The Mortgage Corner
The National Association of Home Builders just announced that home builder confidence soared to the highest level since 2006, the height of the housing bubble. This can only mean more new-home construction to fill the pent up demand for housing after 4 years of housing depression.
Builder confidence in the market for newly built, single-family homes rose six points to 57 on the Association of Home Builders/Wells Fargo Housing Market Index (HMI) for July, released today. This is the index’s third consecutive monthly gain and its strongest reading since January of 2006.
“Builders are seeing more motivated buyers coming through their doors as the inventory of existing homes for sale continues to tighten,” noted NAHB Chief Economist David Crowe. “Meanwhile, as the infrastructure that supplies home building returns, some previously skyrocketing building material costs have begun to soften.”
That brings up the subject of inflation, as building material prices are bound to rise with the increase in demand for new homes. And the Consumer Price Index is rising, but it also means housing prices are rising, a good thing. Housing prices tend to rise with inflation—in fact, are a sign of rising inflation—as do interest rates. So it will be a race for homeowners to get in on any bargains left with Bernanke’s Federal Reserve determined to slow down QE3 purchases this year.

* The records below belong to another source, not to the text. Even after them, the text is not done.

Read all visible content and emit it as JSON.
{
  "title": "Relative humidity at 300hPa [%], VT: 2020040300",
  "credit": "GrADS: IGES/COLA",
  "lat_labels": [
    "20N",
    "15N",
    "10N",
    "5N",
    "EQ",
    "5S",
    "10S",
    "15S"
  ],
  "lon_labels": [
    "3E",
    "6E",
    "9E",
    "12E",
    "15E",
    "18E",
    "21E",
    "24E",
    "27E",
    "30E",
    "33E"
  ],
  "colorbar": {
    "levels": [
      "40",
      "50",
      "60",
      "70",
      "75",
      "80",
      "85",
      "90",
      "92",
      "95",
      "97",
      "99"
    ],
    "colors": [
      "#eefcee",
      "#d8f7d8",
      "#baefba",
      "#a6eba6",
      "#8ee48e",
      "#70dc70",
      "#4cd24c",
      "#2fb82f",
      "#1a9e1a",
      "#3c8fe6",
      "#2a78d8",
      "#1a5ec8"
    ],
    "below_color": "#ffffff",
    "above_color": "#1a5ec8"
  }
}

Year-on-year, overall CPI inflation jumped to 1.8 percent from 1.4 percent in May (seasonally adjusted). The core rate posted at 1.6 percent, compared to 1.7 percent. By major components outside the core, most of the rise was in energy, up 3.4 percent. Gasoline surged 6.3 after no change in May. Advances for shelter, medical care, and apparel accounted for most of the rise in the core measure, with increases in the indexes for new vehicles and household furnishings and operations also contributing.
A major reason for the surge in builder confidence is also the lean inventory of existing home sales. The home resale market is surging, up 4.2 percent to an annual sales rate of 5.18 million which is the highest since the home stimulus credits of late 2009. The gain is centered in the key single-family home category which is up 5.0 percent in the May report.
This is while the median price is up 8.4 percent in May alone, to a recovery best $208,000. The average price, at $255,300, is up 5.6 percent in the month. Year-on-year gains are 15.4 percent for the median price and 11.2 percent for the average.
Lack of supply is a key factor behind the price surge, as we said, and the reason for so much builder optimism. More supply did come into the market in May, totaling 2.22 million homes for sales vs 2.15 million in April, but declined relative to the surging sales rate. Supply measured against sales is at 5.1 months vs 5.2 months in April in a reading that points to further price strength for housing construction and new home sales, as well.